For a seemingly undemanding popcorn flick, Stuart Beattie and David Elliot’s screenplay is unnecessarily convoluted, which comes down to an over-abundance of characters all vying for screen time. When these characters aren’t relentlessly trying to kill each other in the present, we’re provided brief flashbacks of their past, where it turns out they were doing much the same as children; relentlessly trying to kill each other. Maybe I’m missing the point, but I struggle to see how a flashback that merely shows the character doing exact same thing, albeit 20 years prior, helps develop these cardboard cut-outs into something more.

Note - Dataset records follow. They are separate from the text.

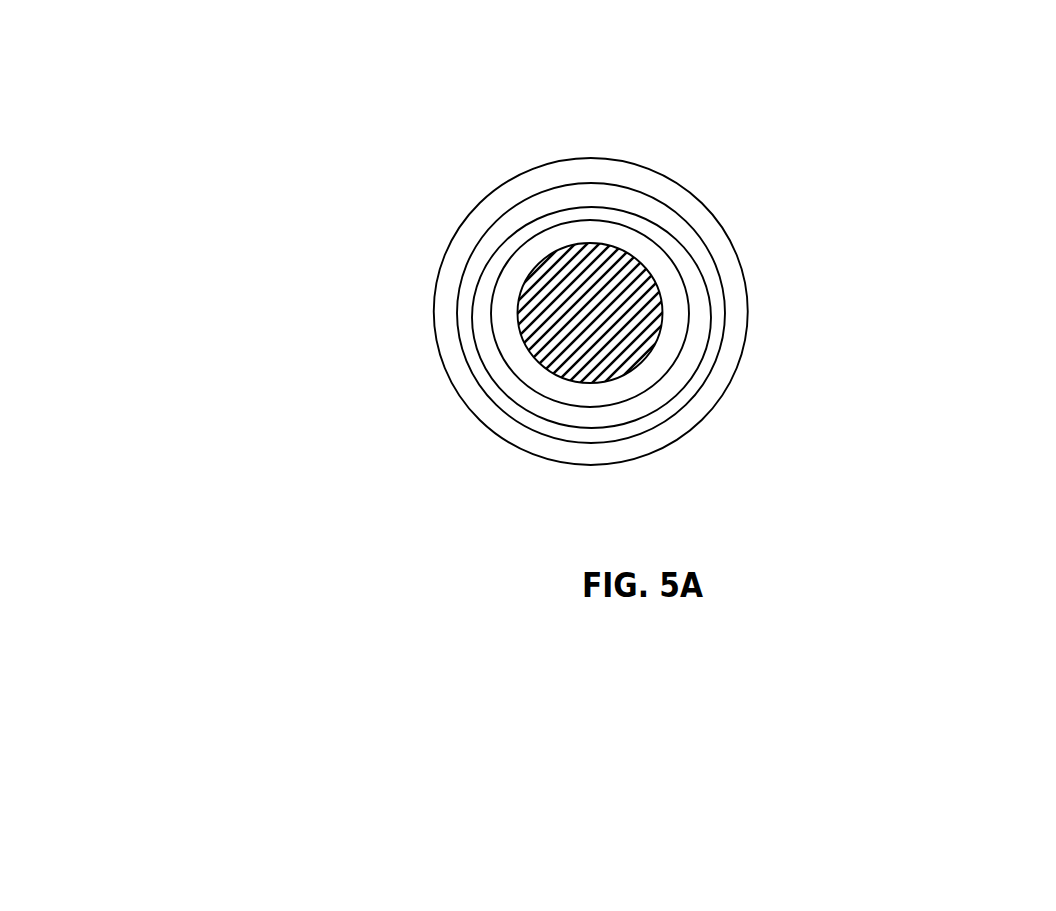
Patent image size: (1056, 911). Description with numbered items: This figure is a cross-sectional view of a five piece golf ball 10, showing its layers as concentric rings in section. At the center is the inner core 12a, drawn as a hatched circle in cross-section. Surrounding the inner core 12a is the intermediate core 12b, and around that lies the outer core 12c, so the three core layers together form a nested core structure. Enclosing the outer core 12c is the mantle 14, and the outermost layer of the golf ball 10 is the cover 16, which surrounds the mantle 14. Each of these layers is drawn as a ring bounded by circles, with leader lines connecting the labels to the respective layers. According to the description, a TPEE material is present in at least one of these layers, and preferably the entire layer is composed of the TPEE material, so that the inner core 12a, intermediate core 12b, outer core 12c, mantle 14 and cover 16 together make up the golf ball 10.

The golf ball 10 is at (592, 271).
The inner core 12a is at (640, 335).
The intermediate core 12b is at (542, 383).
The outer core 12c is at (482, 336).
The mantle 14 is at (518, 220).
The cover 16 is at (683, 183).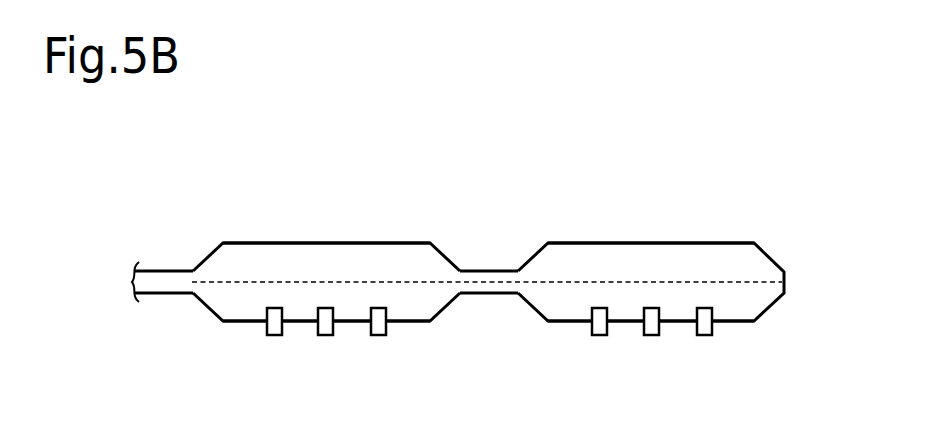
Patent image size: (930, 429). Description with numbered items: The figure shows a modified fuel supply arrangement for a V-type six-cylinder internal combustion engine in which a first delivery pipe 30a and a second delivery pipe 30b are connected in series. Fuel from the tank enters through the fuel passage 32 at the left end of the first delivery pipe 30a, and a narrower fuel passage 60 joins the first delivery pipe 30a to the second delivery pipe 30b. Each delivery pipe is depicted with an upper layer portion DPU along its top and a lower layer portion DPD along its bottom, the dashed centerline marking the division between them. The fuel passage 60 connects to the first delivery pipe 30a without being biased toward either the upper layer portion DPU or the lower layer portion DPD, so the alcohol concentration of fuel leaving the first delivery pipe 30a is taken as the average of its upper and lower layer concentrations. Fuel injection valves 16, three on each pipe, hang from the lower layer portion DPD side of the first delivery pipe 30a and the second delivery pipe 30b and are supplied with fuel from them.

The fuel passage 32 is at (165, 271).
The first delivery pipe 30a is at (283, 243).
The second delivery pipe 30b is at (608, 243).
The fuel passage 60 is at (488, 271).
The fuel injection valve 16 is at (378, 336).
The upper layer portion DPU is at (422, 245).
The lower layer portion DPD is at (423, 319).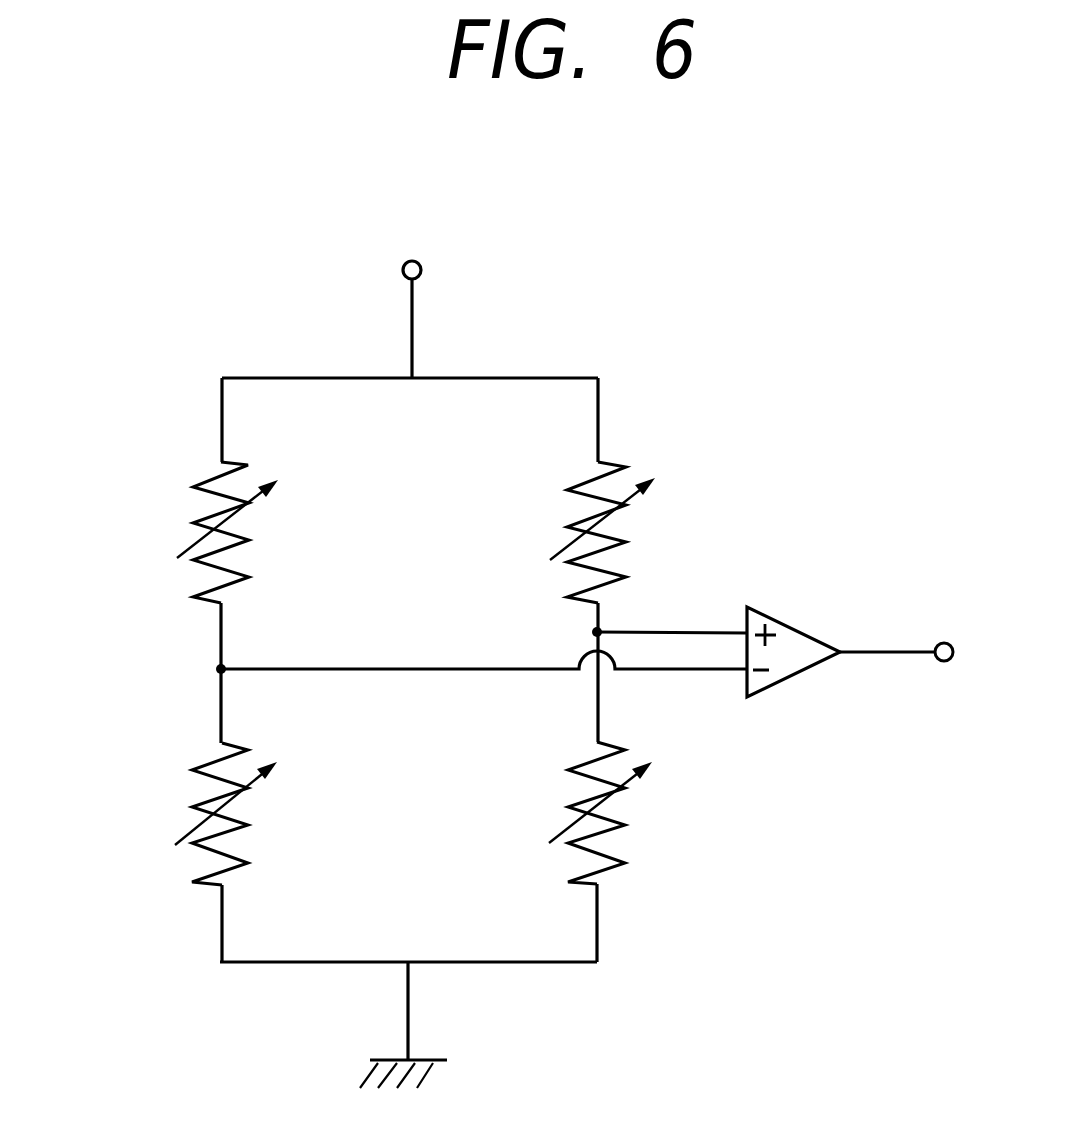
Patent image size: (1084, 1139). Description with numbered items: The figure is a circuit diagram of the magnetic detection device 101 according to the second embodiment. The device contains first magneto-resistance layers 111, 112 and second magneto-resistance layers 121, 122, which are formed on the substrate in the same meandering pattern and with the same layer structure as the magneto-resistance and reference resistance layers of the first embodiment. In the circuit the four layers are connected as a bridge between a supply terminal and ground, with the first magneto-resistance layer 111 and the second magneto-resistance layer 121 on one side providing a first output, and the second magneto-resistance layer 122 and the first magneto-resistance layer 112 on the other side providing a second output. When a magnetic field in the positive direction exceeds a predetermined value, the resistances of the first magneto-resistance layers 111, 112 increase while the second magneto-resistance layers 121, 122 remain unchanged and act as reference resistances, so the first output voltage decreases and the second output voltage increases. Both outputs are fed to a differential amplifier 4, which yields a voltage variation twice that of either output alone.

The magnetic detection device 101 is at (580, 302).
The first magneto-resistance layer 111 is at (635, 524).
The first magneto-resistance layer 112 is at (185, 862).
The second magneto-resistance layer 121 is at (632, 817).
The second magneto-resistance layer 122 is at (207, 506).
The differential amplifier 4 is at (803, 643).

I do admit it’s somewhat refreshing to see a film not take itself seriously, which is a common cause for criticism amongst many other big-budget action films.Yet G.I Joe tends to goes too far in the other direction, desperately trying to point out to the audience just how cheesy it is. As such, the action is exaggerated to the point where a sense of danger is no longer gaugeable, certain costumes and characters are borderline sardonic (a Darth Vader-esque mad scientist deserves a special mention), and the sets look like something out of Disneyland’s Space Mountain.

But it was at the film’s half way point, where the Joe’s can be seen trying to ‘save the day’ in Paris only to leave behind a devastating trail of destruction, that I realised G.I. Joe is essentially a live-action remake of 2004’s Team America: World Police. The similarities between the two are uncanny, the most obvious being that both concern a ‘crack’ team of pretentious American soldiers who span the globe in the pursuit of terrorism, carelessly destroying everything that stands in their way. Aside from the fact that both films feature wooden performances – which you can’t really hold against Team America considering they’re all puppets – the characters are strikingly similar as well; much like the protagonist Greg from Team America, Channing Tatum’s Duke is also the new-guy on the team, who excels at everything he does, yet is haunted by the loss of someone he loved. Then there’s Dennis Quaid as General Hawk, whose performance is perhaps even more over-the-top than that of Spottswoode, a near identical character seen in Trey Parker and Matt Stone’s hilarious satire. It’s almost as if G.I Joe was the very film Team America was poking fun at, despite it being five years too late.